AN ACT RELATING TO THE COUNTY COMMISSIONER OF HORTICULTURE
The State of California has enacted laws for the protection of horticultural and agricultural interests, providing
for the establishing of horticultural commissioners to enforce the laws. Sec. 2322A: "It shall be the duty
of the county horticultural commissioner in each county, whenever he shall deem it necessary to cause an inspection
to be made of any premises, orchards or nurseries or trees, plants, vegetables, vines or fruits, or any fruit packing
house, storeroom, salesroom or any other place or article in his jurisdiction, and if found infected or infested
with infectious diseases, scale insects or coddling moth or other insects or animal pests injurious to fruits,
plants, vegetables, trees or vines or with their eggs or larva, or if there is found growing thereon the Russian
thistle or saltwort, Johnson grass or other noxious weeds, or red rice, water grasses or other weeds or grasses
detrimental to rice culture, he shall in writing notify the owner or owners, or person or persons in charge, or
in possession of the said places, or orchards or nurseries, or trees or plants, vegetables, vines or rice fields
or fields adjacent to rice fields, or canals or ditches used for the purpose of conveying water to rice fields
for the irrigation thereof, or fruit, or article as aforesaid, that the same are infected or infested with said
diseases, insects, animals, or other pests or any of them, or their eggs or larvae, or that the Russian thistle
or saltwort, Johnson grass or other noxious weeds, or red rice, water grasses or other weeds or grasses detrimental
to rice culture is growing thereon, and requires such person or persons to eradicate or destroy or to control to
the satisfaction of the county horticultural commissioner."

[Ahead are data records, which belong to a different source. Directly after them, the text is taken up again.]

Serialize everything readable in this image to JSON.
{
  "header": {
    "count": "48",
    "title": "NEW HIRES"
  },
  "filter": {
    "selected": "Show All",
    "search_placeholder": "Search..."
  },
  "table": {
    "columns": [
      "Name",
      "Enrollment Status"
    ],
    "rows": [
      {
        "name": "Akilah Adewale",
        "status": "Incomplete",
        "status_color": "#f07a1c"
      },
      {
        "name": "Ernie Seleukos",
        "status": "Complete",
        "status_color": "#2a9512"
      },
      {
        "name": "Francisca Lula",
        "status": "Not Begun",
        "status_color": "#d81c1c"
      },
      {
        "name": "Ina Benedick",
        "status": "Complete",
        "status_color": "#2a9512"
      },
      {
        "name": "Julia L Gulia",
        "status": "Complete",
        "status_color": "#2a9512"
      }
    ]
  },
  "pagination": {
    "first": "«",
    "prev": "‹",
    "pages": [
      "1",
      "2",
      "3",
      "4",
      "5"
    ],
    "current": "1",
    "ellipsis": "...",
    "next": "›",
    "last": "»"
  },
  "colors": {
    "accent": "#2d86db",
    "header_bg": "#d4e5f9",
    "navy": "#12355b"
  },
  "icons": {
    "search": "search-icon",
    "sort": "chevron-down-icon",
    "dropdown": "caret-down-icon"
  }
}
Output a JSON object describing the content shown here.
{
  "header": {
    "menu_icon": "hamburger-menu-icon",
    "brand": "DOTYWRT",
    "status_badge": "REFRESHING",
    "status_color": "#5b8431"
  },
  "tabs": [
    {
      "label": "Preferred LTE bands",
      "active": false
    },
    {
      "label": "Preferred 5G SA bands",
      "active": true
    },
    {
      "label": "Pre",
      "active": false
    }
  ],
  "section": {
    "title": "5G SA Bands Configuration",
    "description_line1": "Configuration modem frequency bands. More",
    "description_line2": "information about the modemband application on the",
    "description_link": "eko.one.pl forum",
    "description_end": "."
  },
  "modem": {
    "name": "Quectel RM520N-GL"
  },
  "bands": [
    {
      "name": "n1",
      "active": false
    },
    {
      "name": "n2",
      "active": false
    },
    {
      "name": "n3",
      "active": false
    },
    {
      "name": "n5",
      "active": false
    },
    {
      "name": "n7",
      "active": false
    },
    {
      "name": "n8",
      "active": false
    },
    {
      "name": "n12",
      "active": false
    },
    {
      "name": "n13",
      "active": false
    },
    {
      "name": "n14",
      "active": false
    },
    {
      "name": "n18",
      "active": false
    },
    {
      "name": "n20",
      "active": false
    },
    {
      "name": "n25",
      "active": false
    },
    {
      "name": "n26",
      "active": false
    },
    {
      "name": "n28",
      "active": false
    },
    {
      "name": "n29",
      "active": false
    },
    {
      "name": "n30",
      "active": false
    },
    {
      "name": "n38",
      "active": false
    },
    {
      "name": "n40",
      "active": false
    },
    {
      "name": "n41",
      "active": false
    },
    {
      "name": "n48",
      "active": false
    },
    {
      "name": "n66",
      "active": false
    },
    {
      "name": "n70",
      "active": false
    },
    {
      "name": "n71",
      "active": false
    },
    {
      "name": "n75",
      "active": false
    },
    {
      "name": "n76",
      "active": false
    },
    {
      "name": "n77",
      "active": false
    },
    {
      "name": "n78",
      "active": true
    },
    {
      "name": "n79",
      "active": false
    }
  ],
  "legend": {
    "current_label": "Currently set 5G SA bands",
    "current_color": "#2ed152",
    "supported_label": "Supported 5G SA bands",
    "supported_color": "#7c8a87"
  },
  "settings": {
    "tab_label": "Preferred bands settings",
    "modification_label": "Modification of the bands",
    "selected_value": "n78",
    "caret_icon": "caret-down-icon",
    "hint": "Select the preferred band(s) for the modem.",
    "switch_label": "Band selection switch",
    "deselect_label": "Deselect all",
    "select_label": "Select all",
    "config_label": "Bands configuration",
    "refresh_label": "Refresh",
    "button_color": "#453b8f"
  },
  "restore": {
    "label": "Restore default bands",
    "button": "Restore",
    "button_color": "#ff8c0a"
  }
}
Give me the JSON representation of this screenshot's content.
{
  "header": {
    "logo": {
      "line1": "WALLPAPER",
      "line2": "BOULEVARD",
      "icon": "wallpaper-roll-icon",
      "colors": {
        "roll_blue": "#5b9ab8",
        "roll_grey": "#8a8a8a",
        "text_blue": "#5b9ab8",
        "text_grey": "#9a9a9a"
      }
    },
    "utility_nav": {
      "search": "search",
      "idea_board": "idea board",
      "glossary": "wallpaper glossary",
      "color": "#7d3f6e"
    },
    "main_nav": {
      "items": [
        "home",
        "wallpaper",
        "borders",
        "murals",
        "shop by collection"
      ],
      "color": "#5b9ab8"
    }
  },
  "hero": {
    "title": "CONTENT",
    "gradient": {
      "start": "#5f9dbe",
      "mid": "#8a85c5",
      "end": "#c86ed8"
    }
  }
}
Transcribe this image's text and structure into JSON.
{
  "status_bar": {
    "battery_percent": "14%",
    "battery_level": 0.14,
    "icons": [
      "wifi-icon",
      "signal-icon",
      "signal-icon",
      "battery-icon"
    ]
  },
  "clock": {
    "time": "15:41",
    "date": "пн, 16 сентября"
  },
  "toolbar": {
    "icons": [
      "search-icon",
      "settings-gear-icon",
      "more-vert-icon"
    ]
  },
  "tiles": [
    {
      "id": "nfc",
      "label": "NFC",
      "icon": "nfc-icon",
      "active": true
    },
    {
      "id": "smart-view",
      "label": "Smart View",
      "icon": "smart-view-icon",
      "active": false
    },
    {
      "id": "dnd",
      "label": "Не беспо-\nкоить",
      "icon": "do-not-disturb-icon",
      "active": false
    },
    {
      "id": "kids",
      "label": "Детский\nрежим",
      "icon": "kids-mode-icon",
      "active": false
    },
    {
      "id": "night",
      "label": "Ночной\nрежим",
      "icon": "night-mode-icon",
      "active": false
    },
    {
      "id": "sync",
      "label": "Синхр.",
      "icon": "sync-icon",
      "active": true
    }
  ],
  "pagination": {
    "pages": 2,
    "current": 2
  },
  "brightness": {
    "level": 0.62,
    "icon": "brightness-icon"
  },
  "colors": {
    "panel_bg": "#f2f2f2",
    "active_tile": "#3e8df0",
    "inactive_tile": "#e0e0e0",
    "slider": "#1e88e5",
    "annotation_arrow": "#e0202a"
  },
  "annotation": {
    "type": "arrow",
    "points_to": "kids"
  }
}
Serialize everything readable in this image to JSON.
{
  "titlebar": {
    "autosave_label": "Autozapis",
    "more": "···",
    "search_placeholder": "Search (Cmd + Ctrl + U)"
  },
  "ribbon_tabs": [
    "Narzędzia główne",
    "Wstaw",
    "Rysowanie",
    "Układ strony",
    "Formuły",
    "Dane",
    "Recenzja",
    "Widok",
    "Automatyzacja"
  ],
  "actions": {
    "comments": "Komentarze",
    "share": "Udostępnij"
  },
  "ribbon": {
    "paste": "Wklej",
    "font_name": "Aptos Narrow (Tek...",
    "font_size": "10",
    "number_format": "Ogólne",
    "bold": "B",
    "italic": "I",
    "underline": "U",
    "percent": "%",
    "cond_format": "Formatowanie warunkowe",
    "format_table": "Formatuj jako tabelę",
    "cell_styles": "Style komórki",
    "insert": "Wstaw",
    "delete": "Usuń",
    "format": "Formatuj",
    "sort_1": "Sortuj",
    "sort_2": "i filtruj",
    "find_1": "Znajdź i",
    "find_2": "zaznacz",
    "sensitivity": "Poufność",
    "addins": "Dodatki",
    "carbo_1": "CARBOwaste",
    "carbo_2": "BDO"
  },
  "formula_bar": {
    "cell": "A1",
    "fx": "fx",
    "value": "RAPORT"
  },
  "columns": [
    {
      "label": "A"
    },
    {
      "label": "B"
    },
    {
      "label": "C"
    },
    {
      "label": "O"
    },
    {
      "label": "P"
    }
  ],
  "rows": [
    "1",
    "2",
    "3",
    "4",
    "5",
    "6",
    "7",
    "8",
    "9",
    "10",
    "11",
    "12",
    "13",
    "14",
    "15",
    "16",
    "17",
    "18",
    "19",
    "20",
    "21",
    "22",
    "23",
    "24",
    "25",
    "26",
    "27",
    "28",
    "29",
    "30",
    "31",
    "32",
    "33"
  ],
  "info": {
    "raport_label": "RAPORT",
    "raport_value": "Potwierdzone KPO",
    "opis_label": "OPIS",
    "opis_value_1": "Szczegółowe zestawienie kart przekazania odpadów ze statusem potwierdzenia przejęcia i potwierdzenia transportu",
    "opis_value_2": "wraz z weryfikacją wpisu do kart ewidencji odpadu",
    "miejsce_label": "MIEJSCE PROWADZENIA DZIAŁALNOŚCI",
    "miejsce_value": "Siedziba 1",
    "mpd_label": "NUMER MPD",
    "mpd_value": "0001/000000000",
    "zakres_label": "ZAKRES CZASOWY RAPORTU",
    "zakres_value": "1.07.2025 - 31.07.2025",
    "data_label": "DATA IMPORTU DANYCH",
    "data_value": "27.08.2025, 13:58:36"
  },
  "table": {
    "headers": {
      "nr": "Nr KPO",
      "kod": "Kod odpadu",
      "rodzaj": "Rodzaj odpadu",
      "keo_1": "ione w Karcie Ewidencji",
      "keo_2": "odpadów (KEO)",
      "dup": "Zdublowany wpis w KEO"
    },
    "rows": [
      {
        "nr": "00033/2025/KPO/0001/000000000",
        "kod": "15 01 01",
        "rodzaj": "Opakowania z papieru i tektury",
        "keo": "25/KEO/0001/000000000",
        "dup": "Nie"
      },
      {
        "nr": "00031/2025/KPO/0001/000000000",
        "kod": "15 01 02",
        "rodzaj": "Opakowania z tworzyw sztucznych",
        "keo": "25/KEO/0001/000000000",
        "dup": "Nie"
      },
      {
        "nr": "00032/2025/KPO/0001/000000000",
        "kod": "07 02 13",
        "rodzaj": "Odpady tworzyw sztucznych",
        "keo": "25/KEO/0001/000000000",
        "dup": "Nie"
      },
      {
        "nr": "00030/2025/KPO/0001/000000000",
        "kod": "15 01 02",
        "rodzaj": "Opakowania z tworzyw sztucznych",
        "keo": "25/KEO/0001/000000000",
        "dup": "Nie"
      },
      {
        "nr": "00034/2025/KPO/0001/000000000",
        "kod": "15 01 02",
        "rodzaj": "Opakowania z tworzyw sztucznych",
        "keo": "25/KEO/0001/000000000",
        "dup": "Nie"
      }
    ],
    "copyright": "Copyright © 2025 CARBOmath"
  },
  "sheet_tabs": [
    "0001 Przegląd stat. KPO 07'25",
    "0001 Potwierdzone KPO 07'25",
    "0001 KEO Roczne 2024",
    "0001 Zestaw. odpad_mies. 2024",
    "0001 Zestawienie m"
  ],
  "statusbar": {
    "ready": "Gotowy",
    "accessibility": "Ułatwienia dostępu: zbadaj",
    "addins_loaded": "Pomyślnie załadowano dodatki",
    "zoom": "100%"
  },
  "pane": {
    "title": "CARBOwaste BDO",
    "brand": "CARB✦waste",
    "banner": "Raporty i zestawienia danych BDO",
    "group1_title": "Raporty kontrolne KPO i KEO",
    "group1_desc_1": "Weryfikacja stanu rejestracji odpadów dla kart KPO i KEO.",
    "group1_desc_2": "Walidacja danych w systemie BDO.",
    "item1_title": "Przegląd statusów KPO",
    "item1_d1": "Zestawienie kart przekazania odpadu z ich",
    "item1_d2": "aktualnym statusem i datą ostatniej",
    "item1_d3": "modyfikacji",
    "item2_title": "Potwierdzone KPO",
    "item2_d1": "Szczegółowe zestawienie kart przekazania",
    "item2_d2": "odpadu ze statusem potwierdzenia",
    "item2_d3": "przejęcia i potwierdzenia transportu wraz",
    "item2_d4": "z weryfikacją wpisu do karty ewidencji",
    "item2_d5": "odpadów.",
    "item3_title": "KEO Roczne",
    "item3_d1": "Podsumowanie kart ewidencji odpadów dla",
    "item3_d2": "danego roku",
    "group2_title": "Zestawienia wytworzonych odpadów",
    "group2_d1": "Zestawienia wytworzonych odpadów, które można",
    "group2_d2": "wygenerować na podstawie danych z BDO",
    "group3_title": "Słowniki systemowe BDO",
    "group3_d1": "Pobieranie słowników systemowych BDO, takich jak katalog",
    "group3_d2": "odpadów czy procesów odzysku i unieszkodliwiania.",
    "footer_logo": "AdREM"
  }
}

Sec. 2322F: "Any person, persons, firm or corporation who shall receive, bring or cause to be brought into
any county or locality of the State of California from another county or locality within said State any nursery
stock, trees, shrubs, plants, vines, cuttings, grass, scions, buds, or fruit pits, or fruit or vegetables, or seed
for the purpose of planting or propagating the same, or any or all such shipments of nursery stock, shrubs, trees,
plants, vines, cuttings, grafts, scions, buds or fruit pits, or fruit or vegetables, or seed or containers thereof
or other orchard appliances which the county horticultural commissioner or the State commissioner of horticulture
may consider liable to be infested or infected with dangerous insect pests or plant diseases or noxious weed seeds,
and which if so infested or infected would constitute a dangerous menace to the orchards, farms and gardens of
the county or State, shall immediately after the arrival thereof notify the county commissioner of horticulture,
his deputy or nearest inspector of the county in which such nursery stock, or fruit or vegetable or seed are received
of their arrival, and hold the same without unnecessarily moving or placing such articles where they may be harmful
for immediate inspection by such county commissioner of horticulture, his deputy, inspector, or deputy quarantine
officer or guardian."
Sec. 2322J: "Any person, persons, firm or corporation violating any of the provisions of this act shall be
guilty of a misdemeanor and shall be punished by imprisonment in the county jail for a period not exceeding six
months, or by a fine not exceeding five hundred dollars or by both fine and imprisonment."